Well because of Justme, It shall now cost you 2 bucks to watch a video:whistling2:,,post #61 and #62 http://www.drywalltalk.com/f7/two-bucks-give-bazooka-lessons-3446/index4/

So don't forget to thank Justme also:whistling2::jester:


----------



## 2buckcanuck (Jul 9, 2010)

PrecisionTaping said:


> Working on a super taper video as we speak for Guijarrero. :thumbsup:
> Glad it's appreciated.
> View attachment 5081


No Moose boy, you were suppose to show Gstring how to make a home made slop bucket, not how a super taper runs.

I'm guessing you have a certain smoking habit, that makes you forgetful:whistling2:


----------



## PrecisionTaping (Feb 2, 2012)

2buckcanuck said:


> No Moose boy, you were suppose to show Gstring how to make a home made slop bucket, not how a super taper runs.
> 
> I'm guessing you have a certain smoking habit, that makes you forgetful:whistling2:


The thread was called "Helping Guijarrero to tape"
Which originated from us talking about taping methods in another thread.
He had also asked about the super taper, which is what lead us to how to build your own slopbox.

Are you forgetting your own comments?








I smoke nothing!
I forget nothing!
Did I say I was done editing my video? No I did not.
I know what I was supposed to do! I saved it for the end of the video.







I just thought he could also benefit from knowing how a super taper runs and operates as well. Like you said, they are both the same basic principle. How's he supposed to understand what he's learning to make if he doesn't know what the original does? Huh? Huh?

That's called thinking ahead!
Yes....I'm the one who's smoking....:whistling2:


----------



## JustMe (Apr 17, 2009)

2buckcanuck said:


> Well because of Justme, It shall now cost you 2 bucks to watch a video:whistling2:,,post #61 and #62 http://www.drywalltalk.com/f7/two-bucks-give-bazooka-lessons-3446/index4/
> 
> So don't forget to thank Justme also:whistling2::jester:


A true Capitalist. Blaming others for their greed.

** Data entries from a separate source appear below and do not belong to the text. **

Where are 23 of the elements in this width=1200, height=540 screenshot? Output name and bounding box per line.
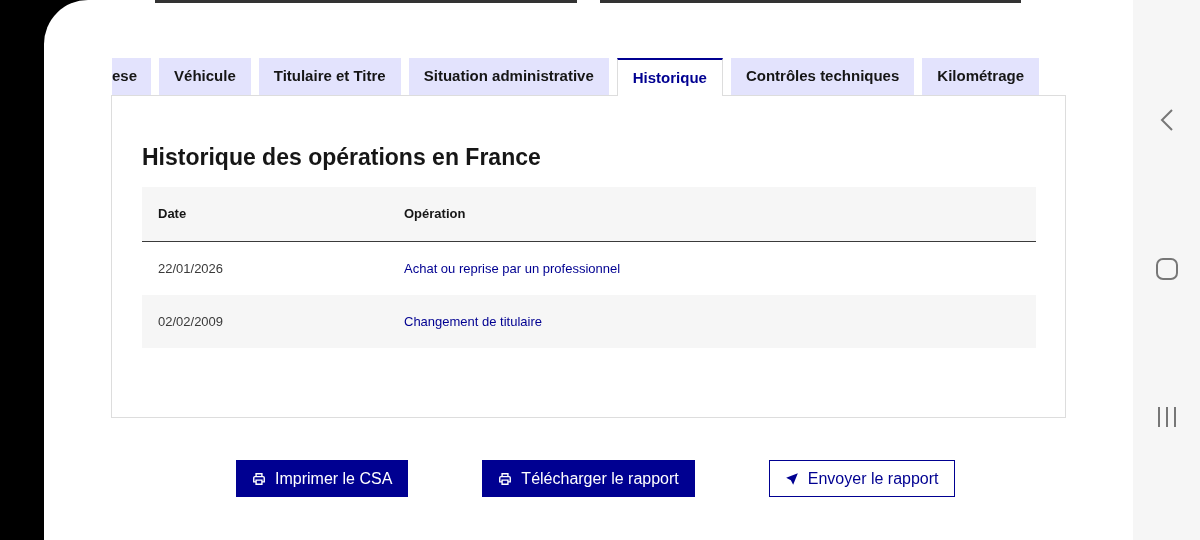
printer-icon bbox=[252, 471, 266, 486]
panel-title: Historique des opérations en France bbox=[142, 143, 542, 172]
action-button[interactable]: Télécharger le rapport bbox=[482, 460, 695, 497]
table-cell-text: Achat ou reprise par un professionnel bbox=[404, 259, 621, 278]
printer-icon bbox=[498, 471, 513, 486]
home-icon[interactable] bbox=[1155, 258, 1178, 280]
tab[interactable]: Titulaire et Titre bbox=[258, 58, 401, 95]
recent-apps-icon[interactable] bbox=[1155, 406, 1178, 428]
table-cell-text: 02/02/2009 bbox=[157, 312, 225, 331]
table-cell-text: 22/01/2026 bbox=[157, 259, 225, 278]
tab[interactable]: Situation administrative bbox=[408, 58, 609, 95]
tab[interactable]: Historique bbox=[616, 58, 723, 96]
action-button[interactable]: Envoyer le rapport bbox=[768, 460, 955, 497]
action-button[interactable]: Imprimer le CSA bbox=[236, 460, 409, 497]
table-cell-text: Changement de titulaire bbox=[404, 312, 543, 331]
tab[interactable]: Contrôles techniques bbox=[730, 58, 915, 95]
send-icon bbox=[784, 471, 799, 486]
tab[interactable]: Véhicule bbox=[159, 58, 251, 95]
column-header: Opération bbox=[404, 205, 466, 224]
tab[interactable]: Kilométrage bbox=[922, 58, 1039, 95]
tab[interactable]: ese bbox=[112, 58, 152, 95]
back-icon[interactable] bbox=[1159, 108, 1174, 132]
column-header: Date bbox=[157, 205, 188, 224]
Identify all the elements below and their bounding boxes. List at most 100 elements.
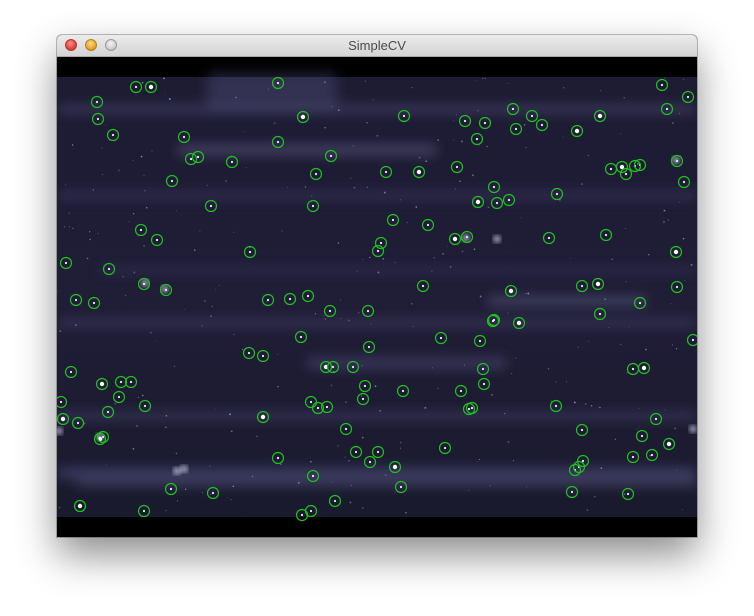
star [609, 167, 613, 171]
star [491, 319, 495, 323]
faint-star [214, 408, 216, 410]
faint-star [184, 488, 187, 491]
faint-star [215, 289, 217, 290]
star [344, 427, 348, 431]
faint-star [614, 438, 617, 440]
star [483, 121, 487, 125]
faint-star [550, 400, 552, 402]
faint-star [124, 294, 127, 297]
star [604, 233, 608, 237]
faint-star [374, 385, 377, 388]
star [626, 492, 630, 496]
faint-star [454, 188, 456, 190]
faint-star [201, 325, 203, 327]
faint-star [122, 275, 124, 278]
faint-star [608, 327, 610, 329]
faint-star [690, 263, 693, 266]
faint-star [324, 81, 326, 83]
faint-star [101, 147, 103, 149]
star [261, 354, 265, 358]
faint-star [340, 318, 342, 320]
star [482, 382, 486, 386]
faint-star [72, 227, 74, 230]
faint-star [507, 312, 509, 314]
faint-star [437, 387, 439, 390]
faint-star [151, 150, 153, 152]
faint-star [314, 313, 317, 315]
faint-star [555, 381, 557, 383]
faint-star [511, 373, 513, 374]
faint-star [447, 245, 448, 247]
faint-star [523, 123, 526, 126]
star [69, 370, 73, 374]
star [691, 338, 695, 342]
faint-star [594, 496, 596, 498]
faint-star [366, 122, 368, 124]
faint-star [473, 248, 476, 251]
faint-star [362, 436, 364, 439]
faint-star [674, 427, 677, 430]
faint-star [587, 154, 589, 157]
star [452, 236, 458, 242]
faint-star [133, 213, 135, 215]
star [574, 128, 580, 134]
faint-star [486, 145, 488, 148]
star [139, 228, 143, 232]
star [92, 301, 96, 305]
faint-star [324, 126, 326, 129]
star [248, 250, 252, 254]
faint-star [348, 319, 350, 322]
faint-star [399, 441, 402, 444]
faint-star [210, 493, 212, 495]
star [475, 137, 479, 141]
star [439, 336, 443, 340]
star [665, 107, 669, 111]
faint-star [626, 372, 628, 374]
star [329, 154, 333, 158]
faint-star [573, 401, 576, 404]
light-streak [57, 412, 697, 420]
star [367, 345, 371, 349]
faint-star [453, 120, 454, 122]
light-streak [57, 192, 697, 199]
faint-star [647, 253, 650, 256]
faint-star [670, 302, 672, 304]
faint-star [638, 407, 640, 409]
light-streak [77, 477, 697, 487]
star [401, 389, 405, 393]
faint-star [366, 186, 368, 188]
faint-star [150, 332, 152, 334]
star [366, 309, 370, 313]
star [361, 397, 365, 401]
star [426, 223, 430, 227]
faint-star [229, 413, 231, 416]
faint-star [193, 249, 196, 252]
faint-star [165, 426, 167, 428]
faint-star [477, 461, 479, 463]
light-streak [97, 267, 697, 273]
faint-star [174, 365, 176, 367]
faint-star [681, 509, 683, 511]
faint-star [273, 122, 276, 124]
faint-star [143, 174, 145, 177]
faint-star [225, 180, 227, 182]
faint-star [525, 292, 527, 295]
faint-star [141, 81, 144, 84]
star [60, 416, 66, 422]
star [299, 335, 303, 339]
faint-star [277, 385, 279, 388]
faint-star [165, 510, 167, 512]
star [230, 160, 234, 164]
faint-star [350, 177, 352, 179]
faint-star [227, 497, 229, 499]
star [328, 309, 332, 313]
light-streak [207, 72, 337, 112]
title-bar[interactable]: SimpleCV [57, 35, 697, 57]
faint-star [361, 506, 364, 509]
faint-star [504, 412, 506, 415]
simplecv-window: SimpleCV [57, 35, 697, 537]
star [580, 284, 584, 288]
faint-star [678, 202, 680, 204]
star [547, 236, 551, 240]
faint-star [611, 258, 613, 260]
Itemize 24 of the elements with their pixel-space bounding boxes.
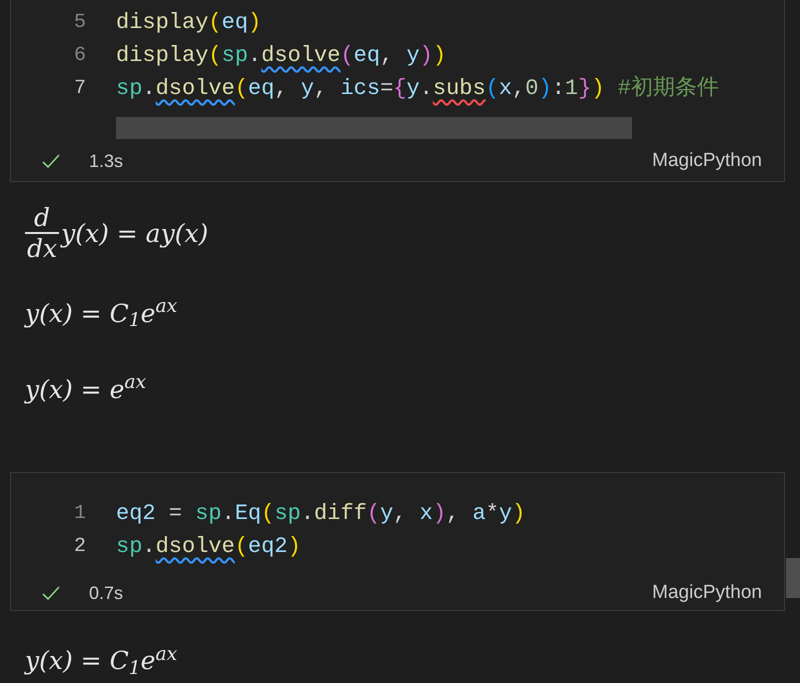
equation-text: y(x) = C$_{1}$e$^{ax}$ [25, 642, 178, 680]
fraction-numerator: d [33, 204, 52, 232]
code-line[interactable]: display(sp.dsolve(eq, y)) [116, 39, 446, 72]
scrollbar-thumb[interactable] [786, 558, 800, 598]
line-number: 7 [72, 76, 86, 102]
equation-text: y(x) = C$_{1}$e$^{ax}$ [25, 295, 178, 332]
code-line[interactable]: sp.dsolve(eq2) [116, 530, 301, 563]
line-number: 6 [72, 42, 86, 68]
code-line[interactable]: sp.dsolve(eq, y, ics={y.subs(x,0):1}) #初期条件 [116, 72, 719, 105]
code-line[interactable]: display(eq) [116, 6, 262, 39]
execution-time: 0.7s [89, 582, 124, 604]
notebook-cell[interactable]: 5 display(eq) 6 display(sp.dsolve(eq, y)) 7 sp.dsolve(eq, y, ics={y.subs(x,0):1}) #初期条件 1.3s MagicPython [10, 0, 785, 182]
code-line[interactable]: eq2 = sp.Eq(sp.diff(y, x), a*y) [116, 497, 526, 530]
line-number: 5 [72, 10, 86, 36]
line-number: 2 [72, 534, 86, 560]
language-label[interactable]: MagicPython [652, 146, 762, 176]
line-number: 1 [72, 500, 86, 526]
fraction-denominator: dx [26, 234, 58, 264]
language-label[interactable]: MagicPython [652, 578, 762, 608]
scrollbar-thumb[interactable] [116, 117, 632, 139]
equation-text: y(x) = e$^{ax}$ [25, 371, 146, 406]
execution-time: 1.3s [89, 150, 124, 172]
equation-text: y(x) = ay(x) [61, 218, 208, 250]
notebook-cell[interactable]: 1 eq2 = sp.Eq(sp.diff(y, x), a*y) 2 sp.dsolve(eq2) 0.7s MagicPython [10, 472, 785, 611]
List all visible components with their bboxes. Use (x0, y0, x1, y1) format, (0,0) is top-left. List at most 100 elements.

I could've said you argued like a girl - a bit irrationally.


----------



## 2buckcanuck (Jul 9, 2010)

PrecisionTaping said:


> The thread was called "Helping Guijarrero to tape"
> Which originated from us talking about taping methods in another thread.
> He had also asked about the super taper, which is what lead us to how to build your own slopbox.
> 
> ...














JustMe said:


> A true Capitalist. Blaming others for their greed.
> 
> I could've said you argued like a girl - a bit irrationally.


----------



## JustMe (Apr 17, 2009)

2buckcanuck said:


>


...


----------